Question

A long homogeneous resistance wire of radius \(r_{o}=5 \mathrm{~mm}\) is being used to heat the air in a room by the passage of electric current. Heat is generated in the wire uniformly at a rate of $5 \times 10^{7} \mathrm{~W} / \mathrm{m}^{3}$ as a result of resistance heating. If the temperature of the outer surface of the wire remains at \(180^{\circ} \mathrm{C}\), determine the temperature at \(r=3.5 \mathrm{~mm}\) after steady operation conditions are reached. Take the thermal conductivity of the wire to be $k=8 \mathrm{~W} / \mathrm{m} \cdot \mathrm{K}\(. Answer: \)200^{\circ} \mathrm{C}$

Short answer

Answer: The temperature at a radial distance of 3.5mm after steady operation conditions are reached is 200°C.

Step-by-step solution

Write the differential equation for heat conduction with a heat source

The differential equation for heat conduction considering the radial symmetry of the problem and a heat source can be written as: \(\frac{1}{r} \frac{d}{dr}\left(r \frac{dT}{dr}\right) = -q\) where \(T\) is the temperature, \(r\) is the radial distance, and \(q\) is the heat generation rate. Given the heat generation rate in the wire is \(q = 5 \times 10^7 \mathrm{~W} / \mathrm{m}^{3}\).

Solve the differential equation subject to the boundary conditions

To solve the differential equation, first, integrate with respect to \(r\): \(\int \frac{1}{r} \frac{d^2T}{dr^2} r dr + \int \frac{dT}{dr} dr = -\int q dr\) This simplifies to: \(r \frac{d T}{d r} + C_1 = - q r^2 / 2 + C_2\) Next, we need to integrate once again with respect to \(r\): \(\int r \frac{dT}{dr}dr = -\int \frac{q r^2}{2}dr + \int C_1 dr + \int C_2 dr\) Solving this integral, we obtain: \(T(r) = -\frac{qr^3}{6}+C_1r^2+C_3\) Now, we need to apply the boundary conditions to find the constants \(C_1\) and \(C_3\). The outer surface of the wire, at \(r_o = 5\,\text{mm}\), has a temperature of \(180^\circ\mathrm{C}\), so: \(180 = -\frac{q(5\times10^{-3})^3}{6}+C_1(5\times10^{-3})^2+C_3\) The radial component of the heat flux at the wire surface must equal the externally dissipated heat, so: \(q' = -k \frac{dT}{dr}\Big|_{r=r_o} = -k\left(-qr_o+C_1r_o\right)\) We know \(q=5\times10^7\,\text{W}/\text{m}^3\), \(k=8\,\text{W}/(\text{m}\cdot\text{K})\), and \(r_o=5\times10^{-3}\,\text{m}\). Solving these equations simultaneously, we find \(C_1 = 8\times10^4\,\text{K/m}^2\) and \(C_3 = 2\times10^8\,\text{K}\).

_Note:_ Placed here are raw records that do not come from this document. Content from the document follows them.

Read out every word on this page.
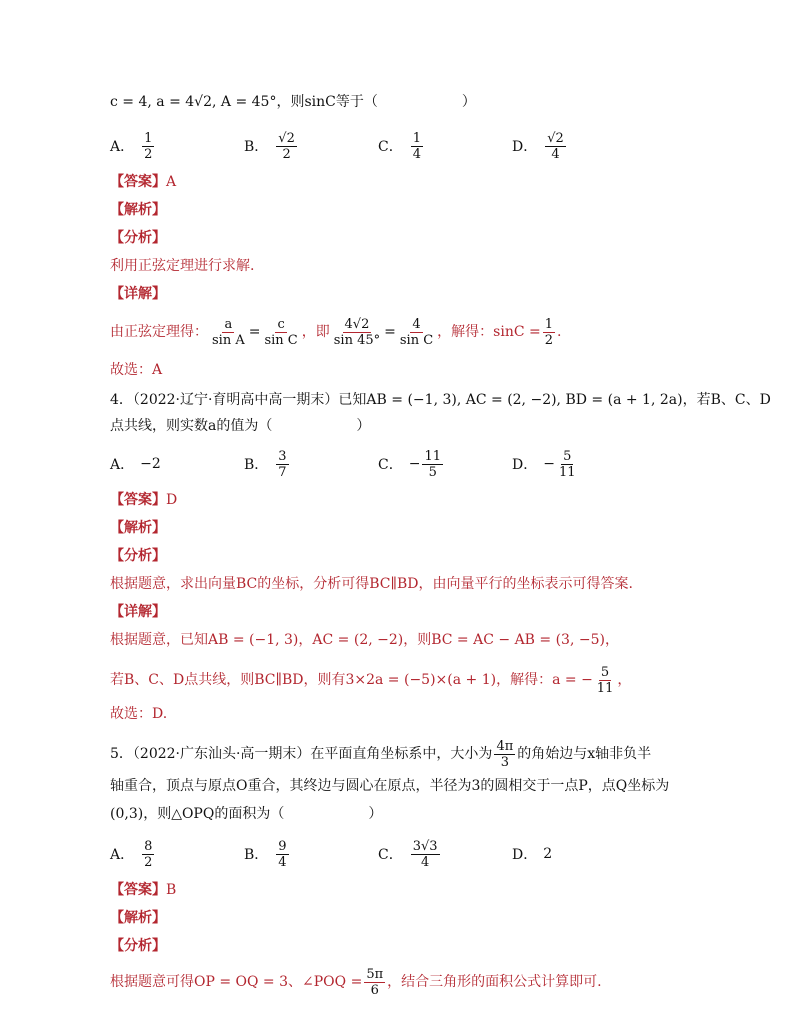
c = 4, a = 4√2, A = 45°，则sinC等于（　　　　　　）
A． $\frac{1}{2}$	B． $\frac{√2}{2}$	C． $\frac{1}{4}$	D． $\frac{√2}{4}$
【答案】A
【解析】
【分析】
利用正弦定理进行求解.
【详解】
由正弦定理得： $\frac{a}{\text{sin A}} = \frac{c}{\text{sin C}}$ ，即 $\frac{4√2}{\sin 45^\circ} = \frac{4}{\text{sin C}}$ ，解得：$\sin C = \frac{1}{2}$ .
故选：A
4．（2022·辽宁·育明高中高一期末）已知AB = (−1, 3), AC = (2, −2), BD = (a + 1, 2a)，若B、C、D
点共线，则实数a的值为（　　　　　　）
A． −2	B． $\frac{3}{7}$	C． − $\frac{11}{5}$	D． − $\frac{5}{11}$
【答案】D
【解析】
【分析】
根据题意，求出向量BC的坐标，分析可得BC∥BD，由向量平行的坐标表示可得答案.
【详解】
根据题意，已知AB = (−1, 3)，AC = (2, −2)，则BC = AC − AB = (3, −5)，
若B、C、D点共线，则BC∥BD，则有3×2a = (−5)×(a + 1)，解得：a = − $\frac{5}{11}$ ，
故选：D.
5．（2022·广东汕头·高一期末）在平面直角坐标系中，大小为 $\frac{4\pi}{3}$ 的角始边与x轴非负半
轴重合，顶点与原点O重合，其终边与圆心在原点，半径为3的圆相交于一点P，点Q坐标为
(0,3)，则△OPQ的面积为（　　　　　　）
A． $\frac{8}{2}$	B． $\frac{9}{4}$	C． $\frac{3√3}{4}$	D． 2
【答案】B
【解析】
【分析】
根据题意可得OP = OQ = 3、∠POQ = $\frac{5\pi}{6}$ ，结合三角形的面积公式计算即可.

Find the temperature at r=3.5mm after steady operation conditions are reached

To find the temperature at a radial distance of \(r = 3.5\,\text{mm}\), plug this value into the equation for the temperature \(T(r)\): \(T(3.5\times10^{-3}) = -\frac{q(3.5\times10^{-3})^3}{6} + C_1(3.5\times10^{-3})^2 + C_3\) Substituting the known values, we get: \(T(3.5\times10^{-3}) = -\frac{(5\times10^7)(3.5\times10^{-3})^3}{6} + (8\times10^4)(3.5\times10^{-3})^2 + 2\times10^8\) Calculating this value, we find that the temperature at \(r = 3.5\text{mm}\) is \(200^{\circ}\mathrm{C}\).